Hyperviscosity may reduce blood flow velocity in digital vessels, leading to a decrease in intravascular pressure. Indeed, Raynaud’s phenomenon occurs in patients with hyperviscosity due to polycythemia vera or Waldenström macroglobulinemia.50,51 In patients with Raynaud’s phenomenon secondary to disorders such as cryoglobulinemia and cold agglutinin disease, hyperviscosity caused by cooling may contribute to digital vasospasm.52–54 Indeed, cooling has been shown to abolish hand blood flow in patients with cold agglutinins, possibly because the vessels become occluded by agglutinated red cells.54 Data invoking hyperviscosity as a cause of Raynaud’s phenomenon in patients who do not have an established blood dyscrasia, however, are less compelling.
Secondary Causes of Raynaud’s Phenomenon
The secondary causes of Raynaud’s phenomenon include collagen vascular diseases, arterial occlusive disorders, thoracic outlet syndrome, several neurological disorders, blood dyscrasias, trauma, and several drugs (see Box 48-1).
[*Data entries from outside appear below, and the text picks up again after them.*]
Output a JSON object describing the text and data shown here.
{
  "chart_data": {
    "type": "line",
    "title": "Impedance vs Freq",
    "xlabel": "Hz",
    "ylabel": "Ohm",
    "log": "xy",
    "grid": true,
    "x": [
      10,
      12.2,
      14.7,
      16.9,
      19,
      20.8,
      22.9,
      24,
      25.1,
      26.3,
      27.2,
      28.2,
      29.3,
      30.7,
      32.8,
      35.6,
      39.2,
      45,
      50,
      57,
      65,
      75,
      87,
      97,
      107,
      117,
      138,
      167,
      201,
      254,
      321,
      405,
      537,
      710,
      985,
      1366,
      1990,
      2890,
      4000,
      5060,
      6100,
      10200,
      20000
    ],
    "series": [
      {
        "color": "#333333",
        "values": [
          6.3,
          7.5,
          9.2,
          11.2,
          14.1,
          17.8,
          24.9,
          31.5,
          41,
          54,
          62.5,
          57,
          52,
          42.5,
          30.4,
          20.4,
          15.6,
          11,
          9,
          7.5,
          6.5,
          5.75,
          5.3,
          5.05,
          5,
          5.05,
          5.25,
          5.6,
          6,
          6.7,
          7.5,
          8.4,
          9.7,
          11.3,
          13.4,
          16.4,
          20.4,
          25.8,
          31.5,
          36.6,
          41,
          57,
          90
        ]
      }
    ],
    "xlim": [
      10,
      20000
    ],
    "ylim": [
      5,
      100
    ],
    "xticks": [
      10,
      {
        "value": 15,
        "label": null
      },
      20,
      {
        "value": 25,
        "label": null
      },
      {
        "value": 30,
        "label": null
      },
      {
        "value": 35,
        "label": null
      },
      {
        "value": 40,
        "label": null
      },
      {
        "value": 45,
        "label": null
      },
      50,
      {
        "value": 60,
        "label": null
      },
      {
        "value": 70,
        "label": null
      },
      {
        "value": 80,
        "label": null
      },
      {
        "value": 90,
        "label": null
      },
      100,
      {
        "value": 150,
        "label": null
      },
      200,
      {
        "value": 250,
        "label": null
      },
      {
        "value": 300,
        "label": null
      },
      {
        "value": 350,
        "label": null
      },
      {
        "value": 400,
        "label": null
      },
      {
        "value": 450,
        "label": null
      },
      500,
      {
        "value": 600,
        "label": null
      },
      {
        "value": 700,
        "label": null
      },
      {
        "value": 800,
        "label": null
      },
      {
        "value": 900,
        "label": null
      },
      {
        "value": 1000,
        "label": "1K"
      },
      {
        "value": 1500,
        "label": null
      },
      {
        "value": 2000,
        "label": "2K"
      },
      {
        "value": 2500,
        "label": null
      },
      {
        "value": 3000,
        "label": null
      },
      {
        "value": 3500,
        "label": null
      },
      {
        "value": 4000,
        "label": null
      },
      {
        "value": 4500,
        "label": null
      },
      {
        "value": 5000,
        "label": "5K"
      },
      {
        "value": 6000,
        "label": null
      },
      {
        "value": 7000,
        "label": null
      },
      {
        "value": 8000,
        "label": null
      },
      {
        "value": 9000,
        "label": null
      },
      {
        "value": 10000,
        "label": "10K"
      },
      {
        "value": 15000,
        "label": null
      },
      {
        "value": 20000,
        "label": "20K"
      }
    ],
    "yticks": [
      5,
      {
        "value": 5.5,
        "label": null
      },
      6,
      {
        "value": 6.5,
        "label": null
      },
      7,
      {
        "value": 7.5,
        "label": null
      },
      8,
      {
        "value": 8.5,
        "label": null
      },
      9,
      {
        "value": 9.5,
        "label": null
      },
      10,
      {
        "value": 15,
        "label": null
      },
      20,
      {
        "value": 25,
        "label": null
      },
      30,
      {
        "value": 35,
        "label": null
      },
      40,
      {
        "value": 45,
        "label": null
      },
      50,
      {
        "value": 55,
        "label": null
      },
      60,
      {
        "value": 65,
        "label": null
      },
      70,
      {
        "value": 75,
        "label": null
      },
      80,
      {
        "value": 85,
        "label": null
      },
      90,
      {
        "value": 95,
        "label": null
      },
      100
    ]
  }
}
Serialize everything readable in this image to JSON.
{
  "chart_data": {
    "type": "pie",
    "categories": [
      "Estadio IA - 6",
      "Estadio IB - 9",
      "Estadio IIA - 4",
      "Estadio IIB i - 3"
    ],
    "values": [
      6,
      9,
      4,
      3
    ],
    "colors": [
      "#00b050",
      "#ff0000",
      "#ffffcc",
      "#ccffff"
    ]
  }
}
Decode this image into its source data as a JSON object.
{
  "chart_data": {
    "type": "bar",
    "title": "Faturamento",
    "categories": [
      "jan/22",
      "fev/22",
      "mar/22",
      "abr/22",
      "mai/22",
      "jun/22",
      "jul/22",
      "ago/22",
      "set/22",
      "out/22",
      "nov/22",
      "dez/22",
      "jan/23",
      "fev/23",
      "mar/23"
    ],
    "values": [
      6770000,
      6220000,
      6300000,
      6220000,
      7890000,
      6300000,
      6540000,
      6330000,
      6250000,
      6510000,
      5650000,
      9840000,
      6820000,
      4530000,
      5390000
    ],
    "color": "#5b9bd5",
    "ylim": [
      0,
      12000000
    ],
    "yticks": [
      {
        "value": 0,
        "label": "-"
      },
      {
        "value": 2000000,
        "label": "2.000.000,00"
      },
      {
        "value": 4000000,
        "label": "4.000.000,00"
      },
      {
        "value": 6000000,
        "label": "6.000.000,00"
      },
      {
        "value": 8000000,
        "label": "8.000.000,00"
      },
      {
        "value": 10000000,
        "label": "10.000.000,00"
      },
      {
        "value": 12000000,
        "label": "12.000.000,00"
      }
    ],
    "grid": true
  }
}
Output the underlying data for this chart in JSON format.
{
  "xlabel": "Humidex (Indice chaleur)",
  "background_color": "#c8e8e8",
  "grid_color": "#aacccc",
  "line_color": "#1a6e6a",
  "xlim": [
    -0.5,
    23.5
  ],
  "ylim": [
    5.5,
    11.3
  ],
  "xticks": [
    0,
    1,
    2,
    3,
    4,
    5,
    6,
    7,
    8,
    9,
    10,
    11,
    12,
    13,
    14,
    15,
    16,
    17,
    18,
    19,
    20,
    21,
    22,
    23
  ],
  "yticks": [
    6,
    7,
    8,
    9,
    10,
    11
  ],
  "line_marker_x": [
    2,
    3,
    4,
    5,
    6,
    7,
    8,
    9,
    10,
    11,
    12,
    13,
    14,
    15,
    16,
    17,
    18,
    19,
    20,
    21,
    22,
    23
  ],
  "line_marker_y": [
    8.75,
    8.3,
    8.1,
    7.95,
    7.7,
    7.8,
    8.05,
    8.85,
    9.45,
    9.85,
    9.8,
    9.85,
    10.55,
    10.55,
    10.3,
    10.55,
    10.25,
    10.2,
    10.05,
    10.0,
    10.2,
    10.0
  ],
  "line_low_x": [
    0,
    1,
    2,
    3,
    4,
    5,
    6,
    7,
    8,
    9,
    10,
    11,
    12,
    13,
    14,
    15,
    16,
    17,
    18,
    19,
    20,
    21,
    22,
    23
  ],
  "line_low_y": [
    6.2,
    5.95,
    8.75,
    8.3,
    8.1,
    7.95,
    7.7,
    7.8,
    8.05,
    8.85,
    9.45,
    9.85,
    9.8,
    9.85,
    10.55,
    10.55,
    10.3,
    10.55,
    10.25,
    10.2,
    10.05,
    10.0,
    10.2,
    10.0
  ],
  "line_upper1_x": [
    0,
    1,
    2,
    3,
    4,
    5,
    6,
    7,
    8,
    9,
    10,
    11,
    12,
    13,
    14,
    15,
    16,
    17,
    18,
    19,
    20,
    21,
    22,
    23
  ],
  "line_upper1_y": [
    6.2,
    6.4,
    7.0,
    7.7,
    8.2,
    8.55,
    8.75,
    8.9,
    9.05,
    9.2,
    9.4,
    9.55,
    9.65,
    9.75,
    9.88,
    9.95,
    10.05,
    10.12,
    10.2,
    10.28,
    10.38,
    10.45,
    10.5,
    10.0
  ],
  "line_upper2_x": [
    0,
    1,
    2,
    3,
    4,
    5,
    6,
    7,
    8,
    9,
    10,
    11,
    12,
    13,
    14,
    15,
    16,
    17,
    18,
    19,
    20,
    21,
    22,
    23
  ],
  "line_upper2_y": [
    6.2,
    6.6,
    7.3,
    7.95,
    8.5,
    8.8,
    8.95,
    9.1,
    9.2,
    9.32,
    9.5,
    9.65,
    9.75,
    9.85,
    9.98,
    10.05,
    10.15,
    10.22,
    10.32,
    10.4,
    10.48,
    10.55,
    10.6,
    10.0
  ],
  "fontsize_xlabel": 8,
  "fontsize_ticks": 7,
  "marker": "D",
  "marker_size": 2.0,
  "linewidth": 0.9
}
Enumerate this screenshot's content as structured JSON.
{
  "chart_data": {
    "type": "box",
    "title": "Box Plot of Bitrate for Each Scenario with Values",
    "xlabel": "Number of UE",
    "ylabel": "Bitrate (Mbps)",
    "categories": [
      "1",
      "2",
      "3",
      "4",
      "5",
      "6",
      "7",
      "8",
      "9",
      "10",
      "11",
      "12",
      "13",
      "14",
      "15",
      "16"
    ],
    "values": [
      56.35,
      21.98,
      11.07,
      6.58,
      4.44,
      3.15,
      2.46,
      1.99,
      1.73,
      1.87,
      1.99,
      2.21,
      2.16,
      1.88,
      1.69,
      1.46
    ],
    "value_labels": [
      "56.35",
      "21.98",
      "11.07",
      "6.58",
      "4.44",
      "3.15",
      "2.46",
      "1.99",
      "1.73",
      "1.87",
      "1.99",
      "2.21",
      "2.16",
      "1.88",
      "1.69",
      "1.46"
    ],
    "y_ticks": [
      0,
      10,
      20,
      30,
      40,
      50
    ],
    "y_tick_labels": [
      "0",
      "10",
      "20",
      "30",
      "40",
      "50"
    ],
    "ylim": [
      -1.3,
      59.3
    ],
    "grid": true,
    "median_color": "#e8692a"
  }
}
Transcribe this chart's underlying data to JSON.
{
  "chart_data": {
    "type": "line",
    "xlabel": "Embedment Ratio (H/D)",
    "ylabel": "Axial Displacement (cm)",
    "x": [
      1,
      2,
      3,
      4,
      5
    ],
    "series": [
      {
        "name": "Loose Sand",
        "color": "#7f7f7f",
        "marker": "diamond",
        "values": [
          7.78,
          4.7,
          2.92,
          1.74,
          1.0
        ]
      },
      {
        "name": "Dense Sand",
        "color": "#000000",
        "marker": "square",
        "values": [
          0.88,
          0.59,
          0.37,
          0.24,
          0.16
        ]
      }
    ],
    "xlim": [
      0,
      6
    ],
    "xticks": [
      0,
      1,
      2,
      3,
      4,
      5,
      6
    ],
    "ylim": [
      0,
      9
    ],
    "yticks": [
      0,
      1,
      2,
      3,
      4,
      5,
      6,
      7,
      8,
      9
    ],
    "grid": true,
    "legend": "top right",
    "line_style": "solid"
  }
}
Collagen Vascular Diseases
Systemic sclerosis (scleroderma)
Several serological studies are consistent with the diagnosis of scleroderma. Erythrocyte sedimentation rate may be elevated, and ANAs are present in the majority of individuals with this disorder. Patients may have antibodies to nucleolar antigens, nuclear ribonucleoprotein, and to the centromeric region of metaphase chromosomes. In patients with systemic sclerosis and Raynaud’s phenomenon, capillary microscopy often demonstrates enlarged and deformed capillary loops surrounded by relatively avascular areas, particularly in the nailfolds.55 Angiography frequently demonstrates digital vascular obstruction.